Cliff, Thanks for an interesting discussion. A few points regarding your responses.
So jumping from a 240 grit edge to a 3k stone will give you a finish looking like a 3k edge, but a poor one indeed. This is obvious under magnification. You are abrading the peaks of the 240 grit scratch pattern and leaving the depth of the scratches not being removed. The overall look of the edge bevel will look 3k 'ish' but this is not an ideal 3k edge at all. While this is an interesting 'experiment', the conclusion is 'don't do this'. Further compounding this experiment with a leftover heavy burr reduces this 'experiment' to a poorly designed experiment with too many variables to draw useful conclusions. The cutting rate of the stone is also not the critical parameter - it is the duration of abrasion at that grit times the abrasion rate, ie the total amount of metal removed to reduce or eliminate the coarser scratch pattern. The scratch pattern of the bevel is an indication of the actual edge characteristics, compounded by how closely the two sides meet, any damage from burr removal producing fractured and weakened metal, etc. This problem of properly removing the scratch patterns from previous stones is abundantly clear when reviewing kasumi finishes produced by natural stones.
If you are sharpening a Rex121 blade, I don't know that using a stone like a 700 Bester is a useful experiment for bevel setting. Most people on this forum KNOW that this is so suboptimal that they wouldn't do that. For a task like this, diamonds or CBN are a far better solution, especially for determining the primary bevel. This is a particularly abrasion resistant steel (high vanadium carbide content) and cutting this steel with a stone with softer abrasives does little more than wear a stone down, producing an inconsistent bevel angle in the process of dishing the stone. IMHO, this is a pointless exercise. Not really what I would call academic. So for instance, you could hammer in a nail with the handle of a screwdriver, but as you state, "not the stone to do that at all ". In fact, even a collection of stones is not an ideal solution for this type of steel. For most, an ideal approach is of far more interest than demonstrating the results of perseverance with the wrong tool for the job.

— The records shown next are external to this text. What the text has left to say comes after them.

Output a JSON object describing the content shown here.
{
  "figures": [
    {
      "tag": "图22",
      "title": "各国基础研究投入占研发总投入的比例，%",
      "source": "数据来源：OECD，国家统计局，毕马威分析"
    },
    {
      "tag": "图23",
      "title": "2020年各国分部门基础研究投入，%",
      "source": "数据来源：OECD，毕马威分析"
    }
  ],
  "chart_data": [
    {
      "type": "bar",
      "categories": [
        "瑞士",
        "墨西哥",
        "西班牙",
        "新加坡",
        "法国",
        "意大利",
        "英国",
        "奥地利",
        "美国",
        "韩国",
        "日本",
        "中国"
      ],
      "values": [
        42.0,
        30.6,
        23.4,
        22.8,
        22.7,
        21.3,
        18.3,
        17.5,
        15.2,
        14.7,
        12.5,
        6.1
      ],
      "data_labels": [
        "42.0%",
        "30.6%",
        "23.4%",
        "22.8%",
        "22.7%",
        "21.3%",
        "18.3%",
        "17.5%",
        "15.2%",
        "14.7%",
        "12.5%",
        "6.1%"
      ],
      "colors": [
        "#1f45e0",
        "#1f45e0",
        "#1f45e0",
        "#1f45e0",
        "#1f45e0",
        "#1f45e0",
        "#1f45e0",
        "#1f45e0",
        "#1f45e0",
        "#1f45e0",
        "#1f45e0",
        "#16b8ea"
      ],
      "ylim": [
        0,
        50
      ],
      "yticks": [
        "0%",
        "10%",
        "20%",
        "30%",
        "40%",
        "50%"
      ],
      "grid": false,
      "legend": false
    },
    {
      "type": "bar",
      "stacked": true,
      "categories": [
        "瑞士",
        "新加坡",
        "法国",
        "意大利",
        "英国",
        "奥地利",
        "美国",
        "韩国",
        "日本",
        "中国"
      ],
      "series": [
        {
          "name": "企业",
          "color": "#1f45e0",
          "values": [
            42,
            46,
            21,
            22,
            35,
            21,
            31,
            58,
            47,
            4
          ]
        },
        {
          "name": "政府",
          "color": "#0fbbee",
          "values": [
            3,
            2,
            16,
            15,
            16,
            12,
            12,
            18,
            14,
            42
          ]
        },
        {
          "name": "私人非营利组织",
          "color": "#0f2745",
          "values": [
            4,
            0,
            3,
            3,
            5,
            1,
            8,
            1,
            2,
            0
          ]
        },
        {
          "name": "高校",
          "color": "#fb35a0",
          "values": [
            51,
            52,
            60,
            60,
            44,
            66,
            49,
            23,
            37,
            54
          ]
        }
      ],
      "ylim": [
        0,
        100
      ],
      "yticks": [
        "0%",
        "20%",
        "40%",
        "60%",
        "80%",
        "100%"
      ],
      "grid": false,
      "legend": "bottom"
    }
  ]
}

Cliff, you are using two definitions of the word 'bias' simultaneously. Biased as in 'I am biased' and when referring to 'edge bias', where you imply that this is a lack of symmetry. Neither use is very useful in redefining the meaning of a burr. And of course these distorted definitions have absolutely nothing to do with any 'academic definition'.
"you say a result it biased as it isn't the true/ideal result if all non-wanted influences were removed. " This is a confused statement.
If you say a true/ideal result [IS, not it] biased because it isn't the true result if non wanted influences are removed' there are some double negatives in this statement. I believe you meant that the true/ideal result is biased because the non-wanted [unwanted] influences are not removed.
What you are describing 'academically' is referred to in statistics as 'covariance'. Again you are distorting the term 'bias' in yet an additional way to confuse the discussion of what a burr is. Uncontrolled covariance due to multiple variables in an experiment is academically referred to as poor experimental design
It makes it MUCH harder to attribute the variable of interest as having a causative relationship.
We should go back to a more basic understanding of what a burr is and avoid introducing 'bias' into the discussion especially with multiple definitions of the word 'bias'. This is simply obfuscating an otherwise straightforward discussion.
So in the first micrograph, there is more than a simple burr present. There is significant edge damage too. Of course not having the burr or edge damage to remove is ideal but this is not the case. Here removal of the damaged edge is best achieved with continued abrasion at the angle you wish to use as your final angle (primary bevel). I am not stating that heavy force need be applied, but rather that the burr and damage be removed in place ('in situ' for the 'academics' LOL) to not exacerbate the edge condition. Approaching this by grinding at a 90 degree angle to the edge does cause unnecessary metal removal. Grinding the edge at a more obtuse angle introduces a microbevel and a microbevel at 2x the angle is overkill. Further, to go back to the original edge angle will now require even more metal removal. A better approach is to GRADUALLY increase the angle until the edge angle is optimized for the required task. Going in the other direction causes unnecessary metal removal. This sort of fine tuning is what makes a knife truly your own.
Finally, to use less water as a technique to refine the scratch pattern is basically clogging up the stone to make it less effective. This is a recipe for glazing the stone and removing the available abrasive for cutting. On a synthetic stone, the abrasive breakdown is minimal, just reducing the total amount of fresh available abrasive resulting in slowed cutting and not an improved finish. While an interesting experiment - with the obvious conclusion of 'don't do this', as you suggest simply using a finer abrasive is the preferred approach. This tactic neither stabilizes the slurry and the term masking is not at all accurate. You are simply causing a clogged stone and reducing the stone's efficiency. You are coating the stone and causing the sharpener to prematurely restore the stone's surface to an optimal working surface using a lapping plate or (less desirable) a 'cleaning stone'. While the topic of optimizing water and slurry densities are worth a thread in itself, running a stone dry to achieve a finer finish is not an approach I recommend.
Cliff, again I thank you for an interesting discussion.